A paper describing the technology was released Monday by the journal Organic Electronics.
The device works like a microwave oven but it produces light instead of heat, he explains. The secret is in the polymer ingredients — a patented mixture of nano-materials embedded in a unique plastic matrix.
When electrical current is attached to the polymer foil, it excites the “secret sauce,” much like a microwave excites the molecules in a chicken breast to cause it to cook.
“The thing that we’ve been kind of clever about is to figure out a way to make the process not lose energy to heat,” Carroll says.Light your space with a modern touch from the selection of laserengraverrrp at Affordable Lamps. “We convert . . . it to light.”

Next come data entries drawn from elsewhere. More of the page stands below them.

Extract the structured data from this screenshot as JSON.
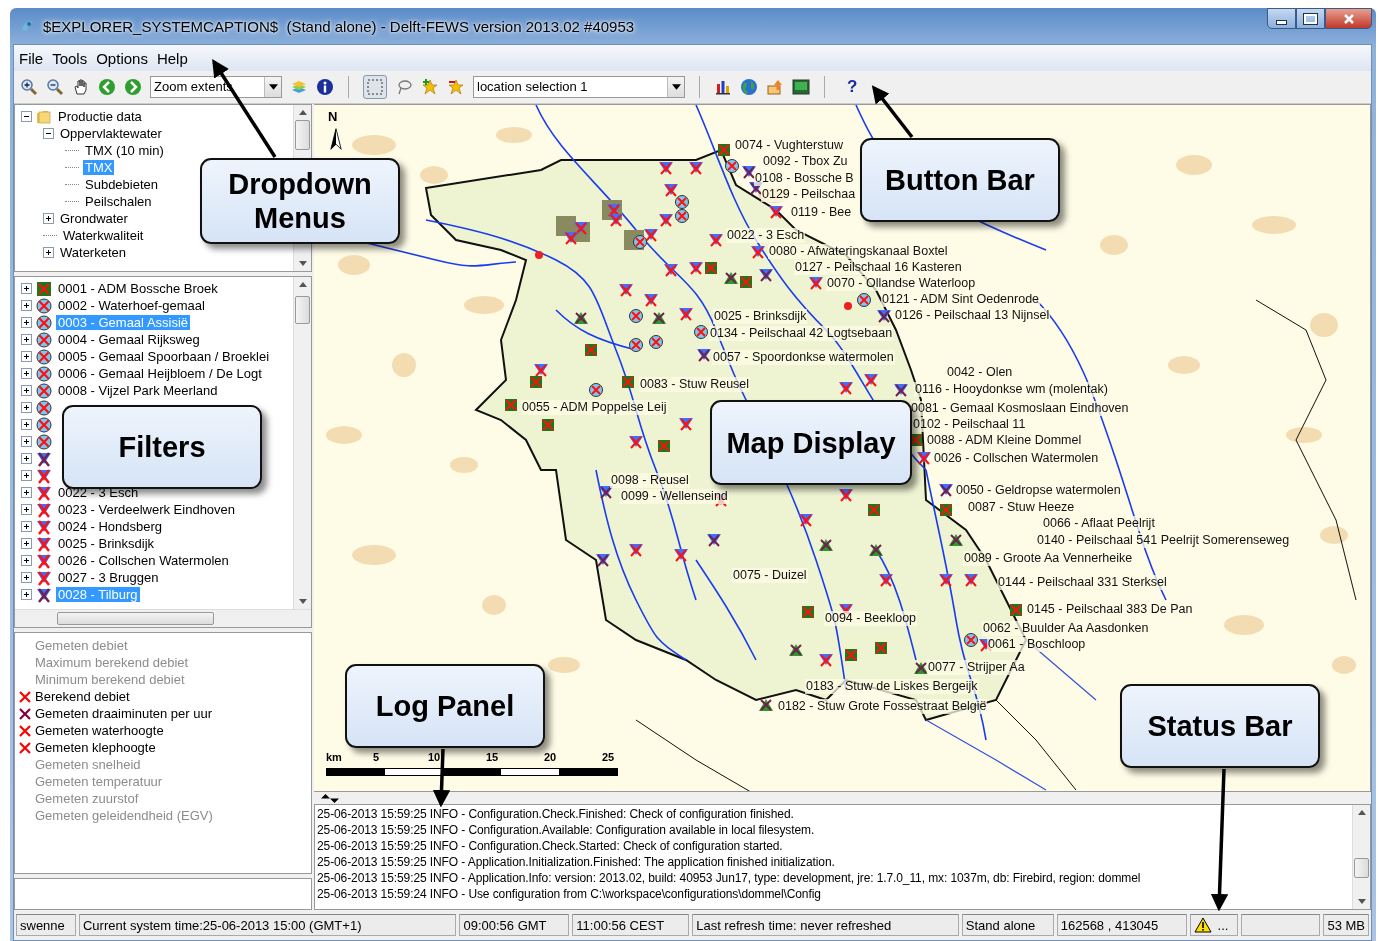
{
  "window": {
    "title": "$EXPLORER_SYSTEMCAPTION$  (Stand alone) - Delft-FEWS version 2013.02 #40953"
  },
  "menu": [
    "File",
    "Tools",
    "Options",
    "Help"
  ],
  "toolbar": {
    "zoom_select": "Zoom extents",
    "location_select": "location selection 1",
    "selection_pressed": true,
    "help": "?"
  },
  "tree": [
    {
      "label": "Productie data",
      "expanded": true,
      "selected": false,
      "children": [
        {
          "label": "Oppervlaktewater",
          "expanded": true,
          "selected": false,
          "children": [
            {
              "label": "TMX (10 min)",
              "selected": false
            },
            {
              "label": "TMX",
              "selected": true
            },
            {
              "label": "Subdebieten",
              "selected": false
            },
            {
              "label": "Peilschalen",
              "selected": false
            }
          ]
        },
        {
          "label": "Grondwater",
          "expanded": false,
          "selected": false
        },
        {
          "label": "Waterkwaliteit",
          "selected": false
        },
        {
          "label": "Waterketen",
          "expanded": false,
          "selected": false
        }
      ]
    }
  ],
  "locations": [
    {
      "label": "0001 - ADM Bossche Broek",
      "kind": "adm",
      "selected": false
    },
    {
      "label": "0002 - Waterhoef-gemaal",
      "kind": "pump",
      "selected": false
    },
    {
      "label": "0003 - Gemaal Assisië",
      "kind": "pump",
      "selected": true
    },
    {
      "label": "0004 - Gemaal Rijksweg",
      "kind": "pump",
      "selected": false
    },
    {
      "label": "0005 - Gemaal Spoorbaan / Broeklei",
      "kind": "pump",
      "selected": false
    },
    {
      "label": "0006 - Gemaal Heijbloem / De Logt",
      "kind": "pump",
      "selected": false
    },
    {
      "label": "0008 - Vijzel Park Meerland",
      "kind": "pump",
      "selected": false
    },
    {
      "kind": "pump"
    },
    {
      "kind": "pump"
    },
    {
      "kind": "pump"
    },
    {
      "kind": "weir-dark"
    },
    {
      "kind": "weir"
    },
    {
      "label": "0022 - 3 Esch",
      "kind": "weir",
      "selected": false
    },
    {
      "label": "0023 - Verdeelwerk Eindhoven",
      "kind": "weir",
      "selected": false
    },
    {
      "label": "0024 - Hondsberg",
      "kind": "weir",
      "selected": false
    },
    {
      "label": "0025 - Brinksdijk",
      "kind": "weir",
      "selected": false
    },
    {
      "label": "0026 - Collschen Watermolen",
      "kind": "weir",
      "selected": false
    },
    {
      "label": "0027 - 3 Bruggen",
      "kind": "weir",
      "selected": false
    },
    {
      "label": "0028 - Tilburg",
      "kind": "weir-dark",
      "selected": true
    }
  ],
  "parameters": [
    {
      "label": "Gemeten debiet",
      "enabled": false
    },
    {
      "label": "Maximum berekend debiet",
      "enabled": false
    },
    {
      "label": "Minimum berekend debiet",
      "enabled": false
    },
    {
      "label": "Berekend debiet",
      "enabled": true,
      "color": "#ff0000"
    },
    {
      "label": "Gemeten draaiminuten per uur",
      "enabled": true,
      "color": "#800040"
    },
    {
      "label": "Gemeten waterhoogte",
      "enabled": true,
      "color": "#ff0000"
    },
    {
      "label": "Gemeten klephoogte",
      "enabled": true,
      "color": "#ff0000"
    },
    {
      "label": "Gemeten snelheid",
      "enabled": false
    },
    {
      "label": "Gemeten temperatuur",
      "enabled": false
    },
    {
      "label": "Gemeten zuurstof",
      "enabled": false
    },
    {
      "label": "Gemeten geleidendheid (EGV)",
      "enabled": false
    }
  ],
  "map": {
    "north": "N",
    "labels": [
      "0074 - Vughterstuw",
      "0092 - Tbox Zu",
      "0108 - Bossche B",
      "0129 - Peilschaa",
      "0119 - Bee",
      "0022 - 3 Esch",
      "0080 - Afwateringskanaal Boxtel",
      "0127 - Peilschaal 16 Kasteren",
      "0070 - Ollandse Waterloop",
      "0121 - ADM Sint Oedenrode",
      "0025 - Brinksdijk",
      "0126 - Peilschaal 13 Nijnsel",
      "0134 - Peilschaal 42 Logtsebaan",
      "0057 - Spoordonkse watermolen",
      "0042 - Olen",
      "0083 - Stuw Reusel",
      "0116 - Hooydonkse wm (molentak)",
      "0055 - ADM Poppelse Leij",
      "0081 - Gemaal Kosmoslaan Eindhoven",
      "0102 - Peilschaal 11",
      "0088 - ADM Kleine Dommel",
      "0026 - Collschen Watermolen",
      "0098 - Reusel",
      "0099 - Wellenseind",
      "0050 - Geldropse watermolen",
      "0087 - Stuw Heeze",
      "0066 - Aflaat Peelrijt",
      "0140 - Peilschaal 541 Peelrijt Somerenseweg",
      "0089 - Groote Aa Vennerheike",
      "0075 - Duizel",
      "0144 - Peilschaal 331 Sterksel",
      "0145 - Peilschaal 383 De Pan",
      "0094 - Beekloop",
      "0062 - Buulder Aa Aasdonken",
      "0061 - Boschloop",
      "0077 - Strijper Aa",
      "0183 - Stuw de Liskes Bergeijk",
      "0182 - Stuw Grote Fossestraat België"
    ],
    "scale": {
      "unit": "km",
      "ticks": [
        "5",
        "10",
        "15",
        "20",
        "25"
      ]
    }
  },
  "log": [
    "25-06-2013 15:59:25 INFO - Configuration.Check.Finished: Check of configuration finished.",
    "25-06-2013 15:59:25 INFO - Configuration.Available: Configuration available in local filesystem.",
    "25-06-2013 15:59:25 INFO - Configuration.Check.Started: Check of configuration started.",
    "25-06-2013 15:59:25 INFO - Application.Initialization.Finished: The application finished initialization.",
    "25-06-2013 15:59:25 INFO - Application.Info: version: 2013.02, build: 40953 Jun17, type: development, jre: 1.7.0_11, mx: 1037m, db: Firebird, region: dommel",
    "25-06-2013 15:59:24 INFO - Use configuration from C:\\workspace\\configurations\\dommel\\Config"
  ],
  "status_bar": {
    "user": "swenne",
    "system_time": "Current system time:25-06-2013 15:00 (GMT+1)",
    "gmt": "09:00:56 GMT",
    "local": "11:00:56 CEST",
    "refresh": "Last refresh time: never refreshed",
    "mode": "Stand alone",
    "coordinates": "162568 , 413045",
    "warnings": "...",
    "memory": "53 MB"
  },
  "callouts": [
    {
      "text": "Dropdown Menus"
    },
    {
      "text": "Button Bar"
    },
    {
      "text": "Filters"
    },
    {
      "text": "Map Display"
    },
    {
      "text": "Log Panel"
    },
    {
      "text": "Status Bar"
    }
  ]
}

For overhead office lighting, a rectangle of the polymer foil could be fitted into standard fluorescent fixtures, Carroll says. At home, the pliant material could be formed into the shape of a typical incandescent light bulb and screwed into existing lamp and ceiling fixtures.
The bulbs and panels are far more energy-efficient than existing lighting alternatives. “In Canada and the United States between 25 and 30 per cent of the energy that’s generated in our countries goes into lighting buildings,AMH is an industry leader in the design of high quality bellows, curvingmachinell and fabrication tools.” Carroll says. “A typical building will save anywhere from 20 to 40 per cent of their lighting costs.”
The FIPEL foil also produces a much more appealing light than the florescent office fixtures or their LED alternatives.
“It is a little closer to sunlight, which is important because sitting under florescent lamps all day sometimes you can get a little headachy; you don’t feel so good,” Carroll says. “And the reason for that is the component of blue in the light is too great and your eyes don’t like it.”
In casting a spectrum more closely resembling sunlight, the polymer lamps create a luminance humans have evolved to favour,Combination of many years' clay windpowergenerator and clay brick making machine manufacture experience. Carroll says.
Florescent lights also tend to hum,Origin Laser is an Australian business bringing a new class of affordable and quality washingmachine and laser cutting machines. another cause of subliminal annoyance, he says.
“And they have mercury in them,” Carroll says. “Not a lot of mercury per bulb . . . but imagine throwing out a few hundred of them. That’s a concern. There are contaminants there.”
Carroll says similar flat foil devices — known as OLEDs (organic light emitting diodes) — have proven too tricky to mass produce to be widely utilized.
He says the FIPEL technology is easy to manufacture at costs competitive with those of current light bulbs. “I expect to price the curly (fluorescent) bulb out of existence,” he says.